Marchionne has already worked wonders with Fiat itself -- turning around major losses, improving sales and quality, stealing European market share from key competitors like Ford (NYSE: F ) and Toyota (NYSE: TM ) , and pushing into new markets such as India, where the company has a joint venture with Tata Motors (NYSE: TTM ) . That history will serve him well with Chrysler, which clearly needs an industrial-strength shot of the same medicine.
But while Wednesday's presentation promised great things in coming years, Chrysler is still in pretty rough shape today -- and will need to hang in there for a while yet, as new products won't start to arrive in earnest until late this year. The company's ability to tread water has been something of a question mark, but a look at Chrysler's financials gives some reason for hope: Losses have narrowed, thanks to those Fiat synergies, and the company has over $7 billion in cash to keep the lights on and the product development flowing until revenues pick up.

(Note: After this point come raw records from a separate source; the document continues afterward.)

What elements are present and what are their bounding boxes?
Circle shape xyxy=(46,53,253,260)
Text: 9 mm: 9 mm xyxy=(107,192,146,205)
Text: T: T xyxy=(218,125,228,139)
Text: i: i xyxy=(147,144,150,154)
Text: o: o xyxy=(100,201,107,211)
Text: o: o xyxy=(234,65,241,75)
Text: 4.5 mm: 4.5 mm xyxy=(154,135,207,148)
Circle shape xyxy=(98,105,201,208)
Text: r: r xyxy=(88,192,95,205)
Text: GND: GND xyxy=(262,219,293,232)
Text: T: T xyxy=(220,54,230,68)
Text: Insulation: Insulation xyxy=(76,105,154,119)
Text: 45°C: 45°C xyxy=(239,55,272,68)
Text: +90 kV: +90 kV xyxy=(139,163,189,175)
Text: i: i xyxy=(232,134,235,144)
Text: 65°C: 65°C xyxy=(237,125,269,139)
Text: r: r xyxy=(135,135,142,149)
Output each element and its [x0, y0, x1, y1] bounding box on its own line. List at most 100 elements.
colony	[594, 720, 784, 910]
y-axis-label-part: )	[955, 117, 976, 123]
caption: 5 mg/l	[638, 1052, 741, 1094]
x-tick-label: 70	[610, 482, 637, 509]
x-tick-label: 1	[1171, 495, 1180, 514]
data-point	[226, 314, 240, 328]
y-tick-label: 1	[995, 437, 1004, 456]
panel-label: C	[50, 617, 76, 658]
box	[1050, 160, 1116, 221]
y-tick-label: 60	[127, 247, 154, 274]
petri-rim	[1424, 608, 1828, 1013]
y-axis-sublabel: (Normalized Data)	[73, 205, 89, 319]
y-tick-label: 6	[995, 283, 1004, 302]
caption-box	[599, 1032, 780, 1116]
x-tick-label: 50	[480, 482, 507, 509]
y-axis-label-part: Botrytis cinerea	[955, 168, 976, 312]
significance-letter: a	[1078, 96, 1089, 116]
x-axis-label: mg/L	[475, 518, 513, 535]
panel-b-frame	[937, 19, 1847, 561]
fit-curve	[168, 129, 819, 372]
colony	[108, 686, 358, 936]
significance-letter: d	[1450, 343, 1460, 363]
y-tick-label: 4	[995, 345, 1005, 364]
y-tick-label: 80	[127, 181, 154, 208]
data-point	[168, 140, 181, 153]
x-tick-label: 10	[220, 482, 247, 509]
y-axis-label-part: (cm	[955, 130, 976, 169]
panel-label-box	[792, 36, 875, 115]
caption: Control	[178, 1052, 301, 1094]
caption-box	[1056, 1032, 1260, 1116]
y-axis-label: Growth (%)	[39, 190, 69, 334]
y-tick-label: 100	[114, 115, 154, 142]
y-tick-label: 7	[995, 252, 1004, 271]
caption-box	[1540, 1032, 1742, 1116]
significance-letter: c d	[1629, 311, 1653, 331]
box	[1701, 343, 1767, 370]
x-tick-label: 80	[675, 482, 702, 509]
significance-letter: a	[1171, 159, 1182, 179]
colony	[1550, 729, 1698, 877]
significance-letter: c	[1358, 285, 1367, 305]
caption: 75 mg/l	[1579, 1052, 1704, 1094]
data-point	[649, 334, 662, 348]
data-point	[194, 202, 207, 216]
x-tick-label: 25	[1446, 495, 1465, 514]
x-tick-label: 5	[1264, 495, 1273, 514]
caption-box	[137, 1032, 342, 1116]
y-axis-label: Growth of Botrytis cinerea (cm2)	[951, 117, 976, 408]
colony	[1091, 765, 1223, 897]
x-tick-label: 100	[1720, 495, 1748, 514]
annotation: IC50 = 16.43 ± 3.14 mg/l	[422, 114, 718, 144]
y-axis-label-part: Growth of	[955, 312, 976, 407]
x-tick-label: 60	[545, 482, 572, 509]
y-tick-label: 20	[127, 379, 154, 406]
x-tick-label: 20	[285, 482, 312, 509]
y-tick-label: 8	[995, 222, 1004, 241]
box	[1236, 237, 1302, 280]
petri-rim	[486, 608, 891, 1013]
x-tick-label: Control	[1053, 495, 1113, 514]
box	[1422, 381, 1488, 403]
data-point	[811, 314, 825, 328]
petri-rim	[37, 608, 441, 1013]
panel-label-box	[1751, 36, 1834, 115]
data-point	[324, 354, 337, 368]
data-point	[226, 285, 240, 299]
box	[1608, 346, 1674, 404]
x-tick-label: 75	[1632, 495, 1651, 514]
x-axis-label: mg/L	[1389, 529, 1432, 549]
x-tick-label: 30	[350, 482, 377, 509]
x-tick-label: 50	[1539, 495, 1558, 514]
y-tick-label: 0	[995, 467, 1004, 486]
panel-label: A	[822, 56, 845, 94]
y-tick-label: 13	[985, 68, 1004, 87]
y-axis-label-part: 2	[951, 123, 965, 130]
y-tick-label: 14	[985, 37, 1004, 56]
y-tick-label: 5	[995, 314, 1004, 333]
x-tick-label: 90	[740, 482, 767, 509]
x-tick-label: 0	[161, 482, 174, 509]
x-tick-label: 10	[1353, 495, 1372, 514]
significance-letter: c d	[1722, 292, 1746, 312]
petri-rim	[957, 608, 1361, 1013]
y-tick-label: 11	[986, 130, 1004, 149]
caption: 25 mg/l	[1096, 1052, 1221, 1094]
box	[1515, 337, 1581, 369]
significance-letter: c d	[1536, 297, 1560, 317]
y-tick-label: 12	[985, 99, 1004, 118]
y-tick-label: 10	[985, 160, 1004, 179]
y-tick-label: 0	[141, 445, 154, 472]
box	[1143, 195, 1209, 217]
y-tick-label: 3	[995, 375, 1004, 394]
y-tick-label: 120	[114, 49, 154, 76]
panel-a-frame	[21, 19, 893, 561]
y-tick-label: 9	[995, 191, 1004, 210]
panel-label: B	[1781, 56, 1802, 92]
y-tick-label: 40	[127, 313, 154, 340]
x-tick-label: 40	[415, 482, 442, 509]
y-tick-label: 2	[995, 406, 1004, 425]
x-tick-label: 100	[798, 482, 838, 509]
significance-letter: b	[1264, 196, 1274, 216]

So can they really do it? On the surface, Fiat appears to have been a good match for Chrysler -- the Italian company is eager to find and make the most of synergies, its product strengths and market position fit together nicely with Chrysler's, and the pooled manufacturing and distribution resources provide what seem like great opportunities for expansion.
But there are a lot of "ifs" here, starting with a big one: Will Americans buy Fiats and Alfas? Fiat's quality is said to have improved greatly in recent years, but it was atrocious before, and that reputation lingers. Chrysler, for its part, hasn't done much better in recent years, and the American market is fickle about quality. Will these new Alfas stand up to American-style side-by-side comparisons with quality leader Honda (NYSE: HMC ) , which is likely to be a key competitor here? Will they even be in the ballpark?
Certainly they have a chance, a more credible one than it seemed when Fiat entered the picture during Chrysler's freefall last year. But it's still something of a long shot. At this point, I wouldn't bet heavily on their success -- but I wouldn't count them out.